Заведующий встал из-за стола, выключил подсветку микроскопа и вышел вместе с Анисимовым в коридор.

— Давай тут покурим, только окно открою. А то на улице холодно, а у меня радикулит.

— Приходи, блокаду сделаю, все легче будет. А вообще, лечиться надо, ты это как никто понимать должен.

— Приду, сейчас биопсии отвечу, и к тебе. Ни стоять, ни сидеть не могу. Состояние полного нестояния, в прямом смысле этого слова. Так что ты хотел?

Толик протянул Владимиру сигареты. Тот взял, закурил.

— Володя, меня интересует адрес трупа, моего трупа, за четырнадцатое февраля этого года.

— Типун тебе на язык! — тот расхохотался. — Надеюсь твоего трупа не видеть никогда, живым быть лучше. Ну насмешил.

— Да ладно, ты понял, что я сказать хотел. — Толик тоже смеялся.

— Понял. Так зачем тебе адрес?

— Цепочка у меня осталась, в столе нашел, нехорошо, отдать нужно.

— Врешь же. Ну дело твое. Худого ты ничего задумать не мог, не тот человек. Так я тебе помогу, за блокаду новокаиновую. Давай журнал поднимем.

Журнал с верхней полки пришлось доставать Анатолию, Владимир поднять вверх руки, а тем более потянуться никак не мог.

Листать пришлось много, пока нашлась нужная запись.

Ольга Минина, двадцать четыре года, номер истории болезни, диагноз. А расписку в получении трупа писал… Вот еще, Игорь Николаевич Васильев, потому как Александр Минин, муж покойницы, находился на стационарном лечении. А вот адреса не было, поступила-то с улицы.

Это объясняло многое, но не все. Оставалось поговорить с лечащим врачом Минина. И там в истории болезни списать адрес. Анатолий задумался. Если бы сразу, пока Рита лежала в стационаре, он занялся этим вопросом, то не было б у него сейчас жены, и сына в проекте бы тоже не было…

Игру какую-то затеяли с ним боги. Доказать свое существование ему неверующему пытаются. Ну да ладно, еще непонятно, кто кому что докажет.

С такими мыслями Толик возвращался в родное отделение. У двери ординаторской его поджидали родственники беременной.

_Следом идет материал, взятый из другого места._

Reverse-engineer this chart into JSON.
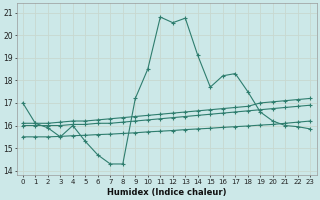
{
  "title": "",
  "xlabel": "Humidex (Indice chaleur)",
  "ylabel": "",
  "bg_color": "#cce8e8",
  "line_color": "#2e7d6e",
  "grid_color": "#c8d8d0",
  "xlim": [
    -0.5,
    23.5
  ],
  "ylim": [
    13.8,
    21.4
  ],
  "yticks": [
    14,
    15,
    16,
    17,
    18,
    19,
    20,
    21
  ],
  "xticks": [
    0,
    1,
    2,
    3,
    4,
    5,
    6,
    7,
    8,
    9,
    10,
    11,
    12,
    13,
    14,
    15,
    16,
    17,
    18,
    19,
    20,
    21,
    22,
    23
  ],
  "line1_x": [
    0,
    1,
    2,
    3,
    4,
    5,
    6,
    7,
    8,
    9,
    10,
    11,
    12,
    13,
    14,
    15,
    16,
    17,
    18,
    19,
    20,
    21,
    22,
    23
  ],
  "line1_y": [
    17.0,
    16.1,
    15.9,
    15.5,
    16.0,
    15.3,
    14.7,
    14.3,
    14.3,
    17.2,
    18.5,
    20.8,
    20.55,
    20.75,
    19.1,
    17.7,
    18.2,
    18.3,
    17.5,
    16.6,
    16.2,
    16.0,
    15.95,
    15.85
  ],
  "line2_x": [
    0,
    1,
    2,
    3,
    4,
    5,
    6,
    7,
    8,
    9,
    10,
    11,
    12,
    13,
    14,
    15,
    16,
    17,
    18,
    19,
    20,
    21,
    22,
    23
  ],
  "line2_y": [
    16.1,
    16.1,
    16.1,
    16.15,
    16.2,
    16.2,
    16.25,
    16.3,
    16.35,
    16.4,
    16.45,
    16.5,
    16.55,
    16.6,
    16.65,
    16.7,
    16.75,
    16.8,
    16.85,
    17.0,
    17.05,
    17.1,
    17.15,
    17.2
  ],
  "line3_x": [
    0,
    1,
    2,
    3,
    4,
    5,
    6,
    7,
    8,
    9,
    10,
    11,
    12,
    13,
    14,
    15,
    16,
    17,
    18,
    19,
    20,
    21,
    22,
    23
  ],
  "line3_y": [
    16.0,
    16.0,
    16.0,
    16.0,
    16.05,
    16.05,
    16.1,
    16.1,
    16.15,
    16.2,
    16.25,
    16.3,
    16.35,
    16.4,
    16.45,
    16.5,
    16.55,
    16.6,
    16.65,
    16.7,
    16.75,
    16.8,
    16.85,
    16.9
  ],
  "line4_x": [
    0,
    1,
    2,
    3,
    4,
    5,
    6,
    7,
    8,
    9,
    10,
    11,
    12,
    13,
    14,
    15,
    16,
    17,
    18,
    19,
    20,
    21,
    22,
    23
  ],
  "line4_y": [
    15.5,
    15.5,
    15.5,
    15.52,
    15.55,
    15.57,
    15.6,
    15.62,
    15.65,
    15.68,
    15.72,
    15.75,
    15.78,
    15.82,
    15.85,
    15.88,
    15.92,
    15.95,
    15.98,
    16.02,
    16.05,
    16.1,
    16.15,
    16.2
  ]
}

Пришлось объяснять и доказывать. Анисимов каждый раз поражался, как люди не понимают и извращают сказанное. Когда-то давно, когда он только начинал, пытался изъясняться по-научному, даже любовался собой, а потом понял, что переживающему, плохо соображающему от страха родственнику нужно говорить просто и доступно, даже о самых сложных моментах. Повторять одно и то же, пока не дойдет. Вот и сейчас отец женщины возмущался неоправданным риском, связанным с сохранением беременности, а муж благодарил за спасенного сына. Каждый знал только свою правду и свой страх. О прогнозах Толик пока не говорил, завтра будет все яснее.

В ординаторской узнал, что ему несколько раз звонила жена.

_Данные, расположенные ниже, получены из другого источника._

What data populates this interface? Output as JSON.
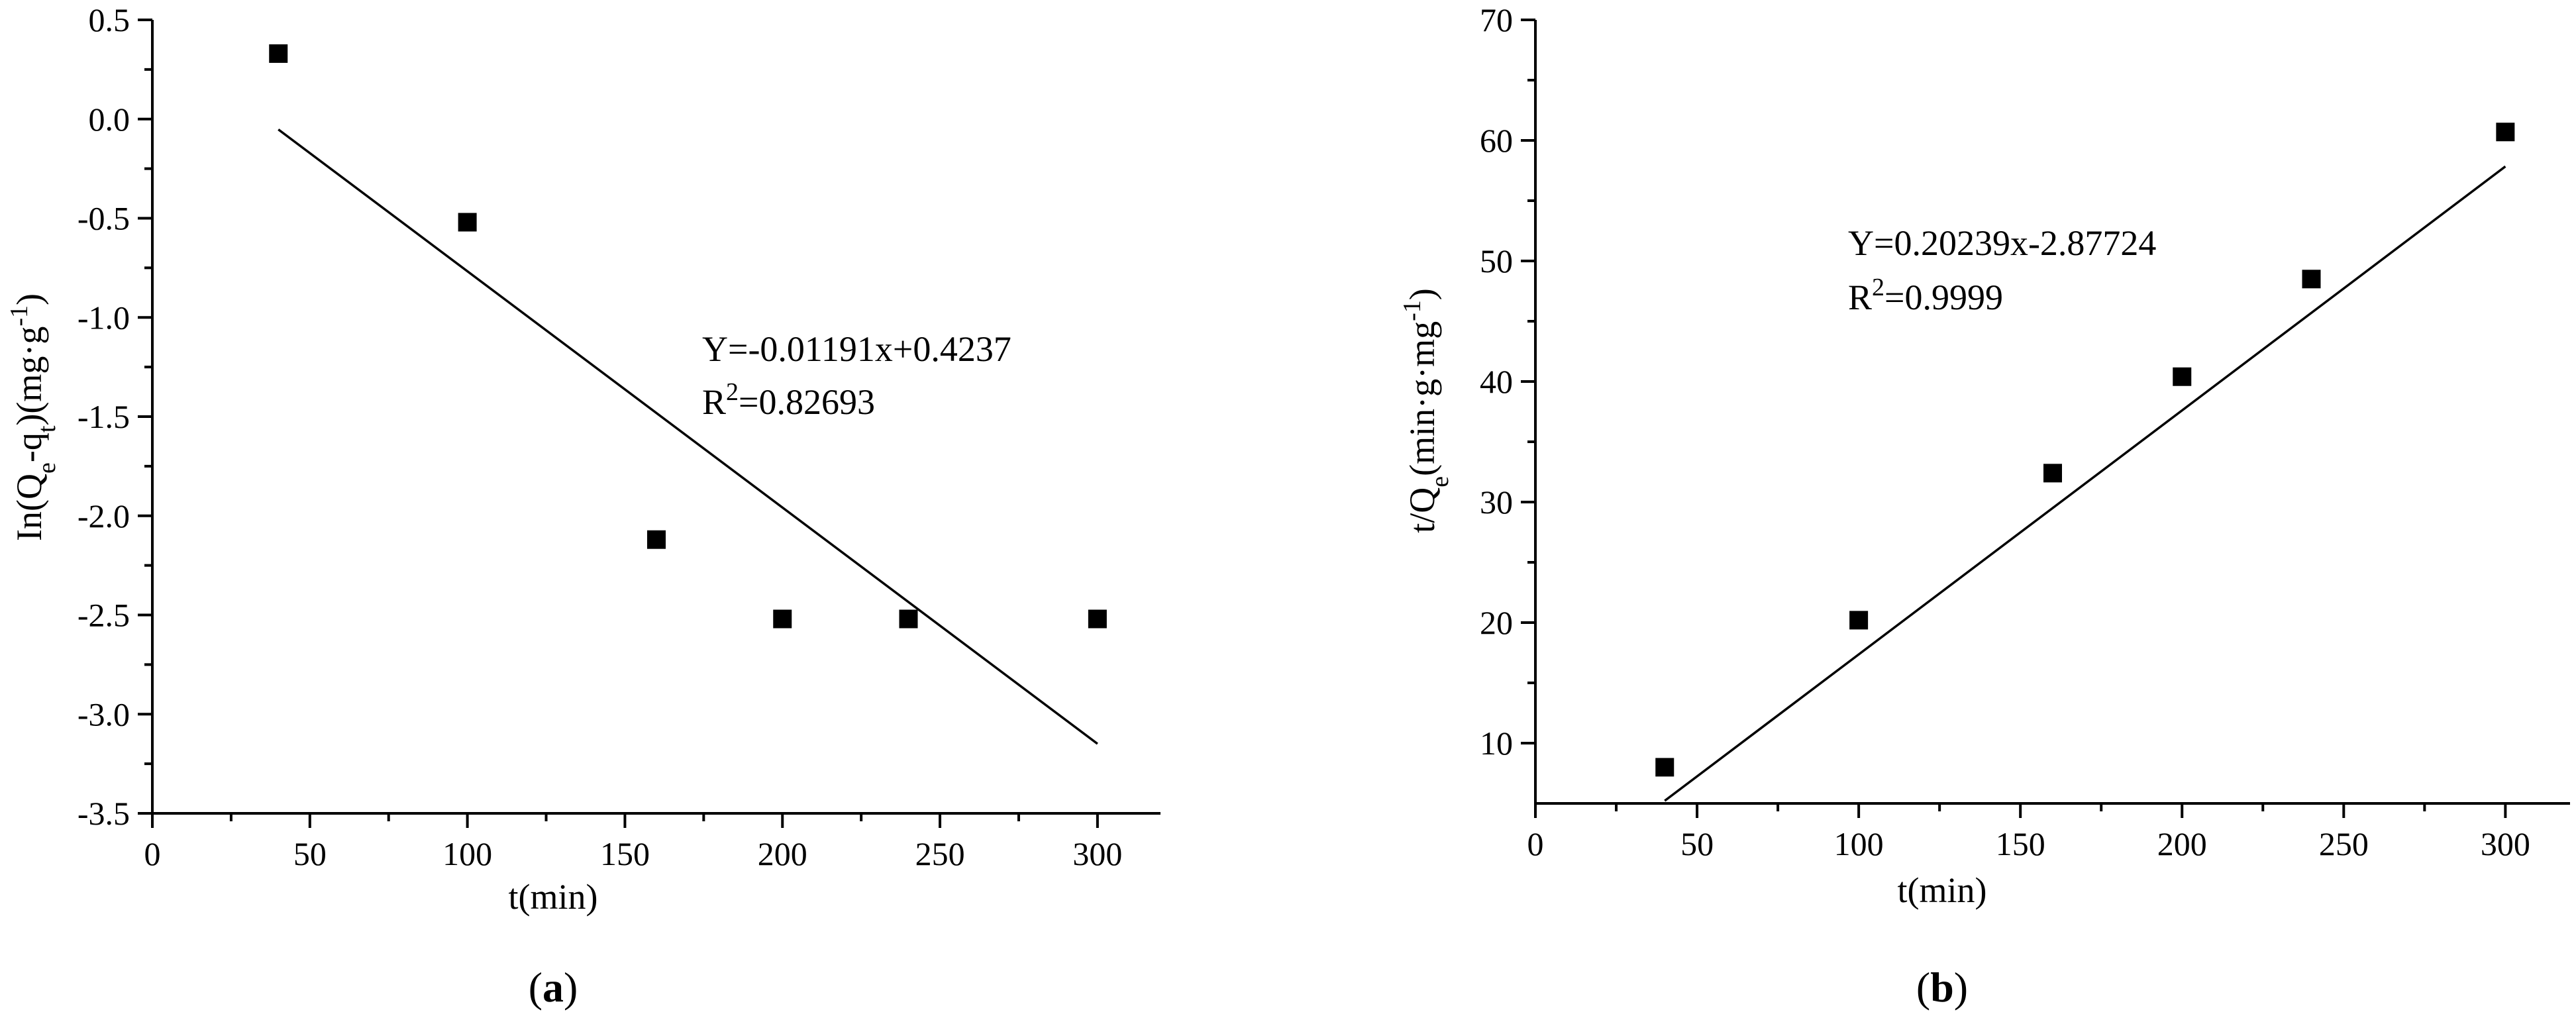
{
  "chart_data": [
    {
      "type": "scatter",
      "panel_label": "(a)",
      "panel_letter": "a",
      "xlabel": "t(min)",
      "ylabel": {
        "pre": "In(Q",
        "sub1": "e",
        "mid": "-q",
        "sub2": "t",
        "post": ")(mg·g",
        "sup": "-1",
        "end": ")"
      },
      "xlim": [
        0,
        320
      ],
      "ylim": [
        -3.5,
        0.5
      ],
      "xticks": [
        0,
        50,
        100,
        150,
        200,
        250,
        300
      ],
      "yticks": [
        -3.5,
        -3.0,
        -2.5,
        -2.0,
        -1.5,
        -1.0,
        -0.5,
        0.0,
        0.5
      ],
      "ytick_decimals": 1,
      "x": [
        40,
        100,
        160,
        200,
        240,
        300
      ],
      "y": [
        0.33,
        -0.52,
        -2.12,
        -2.52,
        -2.52,
        -2.52
      ],
      "fit": {
        "slope": -0.01191,
        "intercept": 0.4237,
        "x_range": [
          40,
          300
        ]
      },
      "equation": "Y=-0.01191x+0.4237",
      "r2": {
        "prefix": "R",
        "sup": "2",
        "value": "=0.82693"
      },
      "grid": false,
      "marker": "square"
    },
    {
      "type": "scatter",
      "panel_label": "(b)",
      "panel_letter": "b",
      "xlabel": "t(min)",
      "ylabel": {
        "pre": "t/Q",
        "sub1": "e",
        "mid": "(min·g·mg",
        "sup": "-1",
        "end": ")"
      },
      "xlim": [
        0,
        320
      ],
      "ylim": [
        5,
        70
      ],
      "xticks": [
        0,
        50,
        100,
        150,
        200,
        250,
        300
      ],
      "yticks": [
        10,
        20,
        30,
        40,
        50,
        60,
        70
      ],
      "ytick_decimals": 0,
      "x": [
        40,
        100,
        160,
        200,
        240,
        300
      ],
      "y": [
        8.0,
        20.2,
        32.4,
        40.4,
        48.5,
        60.7
      ],
      "fit": {
        "slope": 0.20239,
        "intercept": -2.87724,
        "x_range": [
          40,
          300
        ]
      },
      "equation": "Y=0.20239x-2.87724",
      "r2": {
        "prefix": "R",
        "sup": "2",
        "value": "=0.9999"
      },
      "grid": false,
      "marker": "square"
    }
  ]
}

Пришлось перезвонить, поинтересоваться, что там у нее. Долго ждать ответа ему не пришлось.

— Ну вот, наконец-то. Я сколько раз тебя набирала, забыли передать, что ли? — Ее тон был скорее нетерпеливым, чем возмущенным, и голос такой нежный.

— Киса, я только в ординаторскую вошел. У тебя все в порядке?

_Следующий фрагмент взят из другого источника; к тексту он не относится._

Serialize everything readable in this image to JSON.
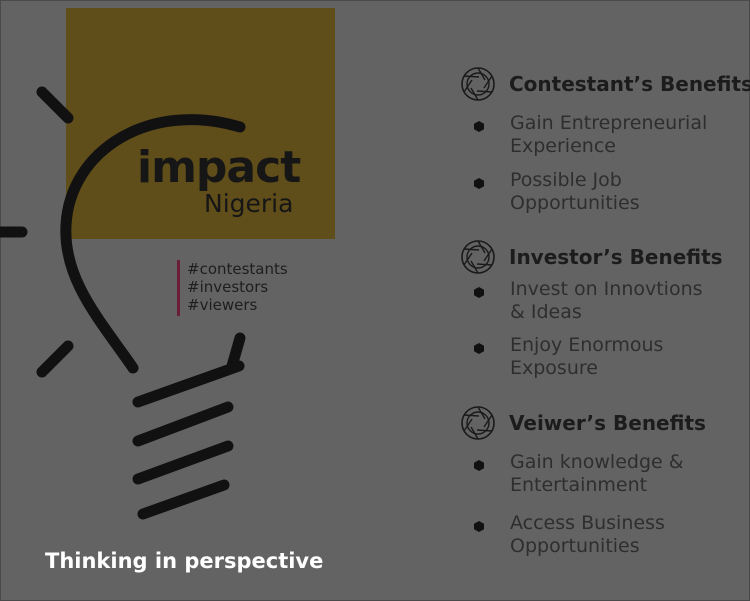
{
  "brand": {
    "logo_main": "impact",
    "logo_sub": "Nigeria"
  },
  "tags": [
    "#contestants",
    "#investors",
    "#viewers"
  ],
  "tagline": "Thinking in perspective",
  "sections": [
    {
      "title": "Contestant’s Benefits",
      "icon": "aperture-icon",
      "items": [
        "Gain Entrepreneurial\nExperience",
        "Possible Job\nOpportunities"
      ]
    },
    {
      "title": "Investor’s Benefits",
      "icon": "aperture-icon",
      "items": [
        "Invest on Innovtions\n& Ideas",
        "Enjoy Enormous\nExposure"
      ]
    },
    {
      "title": "Veiwer’s Benefits",
      "icon": "aperture-icon",
      "items": [
        "Gain knowledge &\nEntertainment",
        "Access Business\nOpportunities"
      ]
    }
  ],
  "colors": {
    "background": "#636363",
    "gold": "#5f4d1a",
    "accent_bar": "#6b1d3a",
    "tagline": "#ffffff"
  }
}
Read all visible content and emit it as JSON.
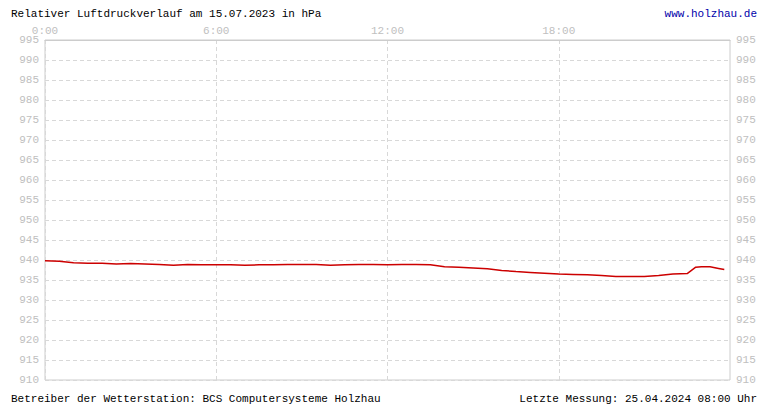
{
  "chart_data": {
    "type": "line",
    "title": "Relativer Luftdruckverlauf am 15.07.2023 in hPa",
    "annotations": [
      "www.holzhau.de",
      "Betreiber der Wetterstation: BCS Computersysteme Holzhau",
      "Letzte Messung: 25.04.2024 08:00 Uhr"
    ],
    "x": [
      0,
      0.5,
      1,
      1.5,
      2,
      2.5,
      3,
      3.5,
      4,
      4.5,
      5,
      5.5,
      6,
      6.5,
      7,
      7.5,
      8,
      8.5,
      9,
      9.5,
      10,
      10.5,
      11,
      11.5,
      12,
      12.5,
      13,
      13.5,
      14,
      14.5,
      15,
      15.5,
      16,
      16.5,
      17,
      17.5,
      18,
      18.5,
      19,
      19.5,
      20,
      20.5,
      21,
      21.5,
      22,
      22.5,
      22.8,
      23,
      23.3,
      23.6,
      23.8
    ],
    "values": [
      939.8,
      939.7,
      939.3,
      939.2,
      939.2,
      939.0,
      939.1,
      939.0,
      938.9,
      938.7,
      938.9,
      938.8,
      938.8,
      938.8,
      938.7,
      938.8,
      938.8,
      938.9,
      938.9,
      938.9,
      938.7,
      938.8,
      938.9,
      938.9,
      938.8,
      938.9,
      938.9,
      938.8,
      938.3,
      938.2,
      938.0,
      937.8,
      937.4,
      937.1,
      936.9,
      936.7,
      936.5,
      936.4,
      936.3,
      936.1,
      935.9,
      935.9,
      935.9,
      936.1,
      936.5,
      936.6,
      938.2,
      938.3,
      938.3,
      937.9,
      937.6
    ],
    "color": "#cc0000",
    "xlim": [
      0,
      24
    ],
    "xticks": [
      {
        "value": 0,
        "label": "0:00"
      },
      {
        "value": 6,
        "label": "6:00"
      },
      {
        "value": 12,
        "label": "12:00"
      },
      {
        "value": 18,
        "label": "18:00"
      }
    ],
    "ylim": [
      910,
      995
    ],
    "yticks": [
      910,
      915,
      920,
      925,
      930,
      935,
      940,
      945,
      950,
      955,
      960,
      965,
      970,
      975,
      980,
      985,
      990,
      995
    ],
    "grid": true
  }
}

— Я так устала сегодня, милый, если бы только знал, как долго бродила по улицам твоя Киса. Ты же сам сказал, что мне нужно много гулять. А еще я поела, Толечка, у меня даже не было сил разогревать еду, но и так все было вкусно. Я откусывала котлетки маленькими кусочками и думала о тебе. Знаешь, что я представляла?

Толик вздохнул: время неумолимо шло вперед, и он мог опоздать в пульмонологию. У терапевтов гораздо более фиксированный рабочий день. Но выслушать Риту надо. Она одна дома, ждет его, ей одиноко.

— Киса, если у тебя все, то я перезвоню тебе с дежурства из приемного отделения. Я рад, что с тобой все хорошо, и что ты много гуляла тоже, ребенку это нужно, он дышит вместе с тобой.

— Толечка, перезвони, я должна рассказать тебе что-то радостное и важное. А после душа я сонный киселек и даже ничего внятного тебе сказать не могу. Поцелуй свою Кису, она по тебе скучает.

— Он уже шевелится? — Толик решил, что Рита рассказывает ему о ребенке, по срокам при повторной беременности первые признаки шевеления плода уже могли быть.

— Не знаю, я просто не знаю, как я должна его ощущать. Все может быть. Ну давай, перезвони обязательно. Я буду ждать, а пока вздремну немножко.

Толик положил трубку на телефонный аппарат. Зачем ему звонила жена, да еще срочно просила перезвонить, он так и не понял. Судя по голосу и тому, что она рассказывала, с ней абсолютно все в порядке, а еду не разогрела просто потому что лень.